Песни скоро закончились, но Хэйвенса не отпускали: слушатели аплодировали и просили ещё. Сидя на высоком табурете, Ричи растерянно обернулся, ища кого-то глазами в глубине сцены. Никого не найдя (или ничего не увидев), он начал подстраивать гитару, одновременно говоря в микрофон, после чего стал что-то наигрывать и вдруг запел старый негритянский спиричуэлс, сочинённый чуть ли не в XVIII веке африканскими рабами:
Он пел так тяжело, надрывно и обречённо, что казалось, будто он сам только что вернулся с луизианской хлопковой плантации после целого дня изнурительной работы под жестоким южным солнцем и плёткой надсмотрщика, так похожего на это чужое для негра солнце. Слушатели молчали, впитывая в себя боль двухвековой давности, которая странным образом оказывалась созвучной событиям их времени — убийству Мартина Лютера Кинга, негритянским митингам за гражданские права, войне во Вьетнаме, кровавому разгону чикагской антивоенной демонстрации годичной давности… Флоренс прижалась к Льюису, то ли ища поддержки, то ли, напротив, стремясь подарить защиту, то ли желая убедиться в молчаливом понимании и сочувствии; Чарли приобнял Ким, Молли перебралась на колени к Стюарту. Сейчас их — выходцев из разных семей с разным достатком и отношением к жизни, в той или иной степени впитавших различные предрассудки воспитания и образования, присущие своему времени, — незаметно объединило понимание, что мир — это не только круг семьи или своей среды, пусть даже среды хиппи, бескомплексных и отрицающих всякие условности общества; что в нём, в этом обширно-пугающем мире, существует самая разная боль и самые разные проблемы. Их внезапно пронзило чувство одиночества, ощущение какого-то интуитивного непонимания — всеобщего, поглощающего, разрушавшего не только отдельные семьи, но и всё общество, и монолитную с виду страну; непонимания, от которого никуда нельзя было деться. И Стюарт, сын ветерана корейской войны и убеждённый пацифист, вдруг стал лучше понимать членов «Чёрной пантеры» — анархистской негритянской организации, наводившей ужас на «белых англо-саксонских протестантов» Америки.

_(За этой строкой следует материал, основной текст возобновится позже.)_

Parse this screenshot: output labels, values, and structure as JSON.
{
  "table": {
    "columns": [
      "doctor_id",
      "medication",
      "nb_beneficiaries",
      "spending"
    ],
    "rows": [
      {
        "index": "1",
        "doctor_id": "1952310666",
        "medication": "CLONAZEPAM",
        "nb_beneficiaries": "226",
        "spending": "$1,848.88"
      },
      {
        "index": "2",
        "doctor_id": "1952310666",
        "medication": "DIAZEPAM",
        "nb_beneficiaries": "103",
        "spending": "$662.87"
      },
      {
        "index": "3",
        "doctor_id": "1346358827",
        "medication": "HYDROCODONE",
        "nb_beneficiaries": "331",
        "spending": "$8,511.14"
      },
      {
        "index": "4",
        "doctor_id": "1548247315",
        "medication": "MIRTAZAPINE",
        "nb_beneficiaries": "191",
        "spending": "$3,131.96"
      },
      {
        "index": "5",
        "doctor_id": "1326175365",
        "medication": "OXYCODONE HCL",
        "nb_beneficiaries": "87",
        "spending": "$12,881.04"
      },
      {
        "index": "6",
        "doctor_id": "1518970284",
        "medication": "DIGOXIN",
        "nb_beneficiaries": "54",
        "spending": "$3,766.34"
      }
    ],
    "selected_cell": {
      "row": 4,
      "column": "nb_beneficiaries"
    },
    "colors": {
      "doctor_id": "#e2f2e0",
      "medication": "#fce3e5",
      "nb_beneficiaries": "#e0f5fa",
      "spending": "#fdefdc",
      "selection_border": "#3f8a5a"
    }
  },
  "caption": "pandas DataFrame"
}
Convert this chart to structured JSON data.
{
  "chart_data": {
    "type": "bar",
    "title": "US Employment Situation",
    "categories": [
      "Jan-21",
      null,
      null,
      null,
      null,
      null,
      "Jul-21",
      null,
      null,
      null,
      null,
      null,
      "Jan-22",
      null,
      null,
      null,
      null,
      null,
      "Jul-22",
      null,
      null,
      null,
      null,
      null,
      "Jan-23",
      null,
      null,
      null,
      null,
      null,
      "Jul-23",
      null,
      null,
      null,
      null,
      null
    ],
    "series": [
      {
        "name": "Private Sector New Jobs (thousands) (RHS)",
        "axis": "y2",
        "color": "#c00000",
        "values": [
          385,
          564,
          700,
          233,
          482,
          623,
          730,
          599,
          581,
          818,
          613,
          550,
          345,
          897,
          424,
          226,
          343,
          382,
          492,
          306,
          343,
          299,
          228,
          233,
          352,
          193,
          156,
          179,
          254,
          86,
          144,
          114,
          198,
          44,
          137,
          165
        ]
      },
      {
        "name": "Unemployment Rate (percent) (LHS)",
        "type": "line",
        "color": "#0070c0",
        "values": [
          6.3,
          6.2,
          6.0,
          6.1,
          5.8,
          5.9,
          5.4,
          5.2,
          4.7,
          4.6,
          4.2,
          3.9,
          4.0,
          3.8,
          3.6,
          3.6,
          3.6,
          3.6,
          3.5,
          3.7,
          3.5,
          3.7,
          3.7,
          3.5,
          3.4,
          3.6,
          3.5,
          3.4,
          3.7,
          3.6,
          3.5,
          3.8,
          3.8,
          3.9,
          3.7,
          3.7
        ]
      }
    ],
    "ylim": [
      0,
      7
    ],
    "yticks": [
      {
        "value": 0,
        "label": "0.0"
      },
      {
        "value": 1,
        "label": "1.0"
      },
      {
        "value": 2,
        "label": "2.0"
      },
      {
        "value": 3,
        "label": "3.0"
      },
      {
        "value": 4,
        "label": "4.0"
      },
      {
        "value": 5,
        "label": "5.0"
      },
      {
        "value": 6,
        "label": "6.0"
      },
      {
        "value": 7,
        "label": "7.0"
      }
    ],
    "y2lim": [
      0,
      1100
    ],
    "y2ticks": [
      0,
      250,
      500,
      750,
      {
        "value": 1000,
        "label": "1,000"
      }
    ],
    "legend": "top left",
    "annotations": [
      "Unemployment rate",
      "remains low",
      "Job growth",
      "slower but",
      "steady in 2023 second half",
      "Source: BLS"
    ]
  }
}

Однако вскоре тон спиричуэлса изменился, и негр страдающий превратился в негра гневного, выкрикивающего в мир слово «Freedom!». В оригинальном тексте этого не было — Ричи импровизировал на ходу, — но этот клич словно разбудил поле. Его подхватили все собравшиеся, и вскоре он превратился в нечто вроде грозного призыва «Марсельезы», валом катившийся по окрестностям. Вскоре в этот зов стал вплетаться ещё один: «Well, I need my brother… father… sister…», под который, аплодируя в такт песни, слушатели начали вставать — один за одним. На минуту Стюарту показалось, что это — не просто формальный отклик на импровизацию, а выплеснувшаяся наружу и наконец-то нашедшая понимание потребность в родстве — истинном родстве, не только по крови, но и по духу, — и он, подхваченный этой осязаемой иллюзией, тоже встал, поддерживая Молли — вслед за Льюисом, Флоренс, Чарли…
Хейвенс закончил под такой шквал аплодисментов, что за ним даже не было слышно шум винтов армейского вертолёта. Только Льюис краем глаза заметил какое-то движение в небе по направлению к пруду и ткнул в бок Чарли, пытаясь привлечь его внимание, но тот только отмахнулся. Наконец Хейвенс ушёл, и его место занял пожилой длинноволосый бородатый индиец, обратившийся к публике с приветственной речью. Он говорил об Америке сегодняшней и будущей и о том, что они — те, кто собрался на поле, — могут сделать для великого будущего своей страны. Он говорил недолго, но этого времени как раз хватило на то, чтобы прилетевшие «Sweetwater» могли выгрузиться из вертолёта со всеми инструментами и дойти до сцены.
И только-только раздался слаженный хор голосов, выводивший начало «What’s wrong», как вдруг Льюиса цепко схватили за руку и сжали так, что парень невольно вскрикнул. Обернувшись, он увидел огромные глаза Флоренс, в которых плескалась боль.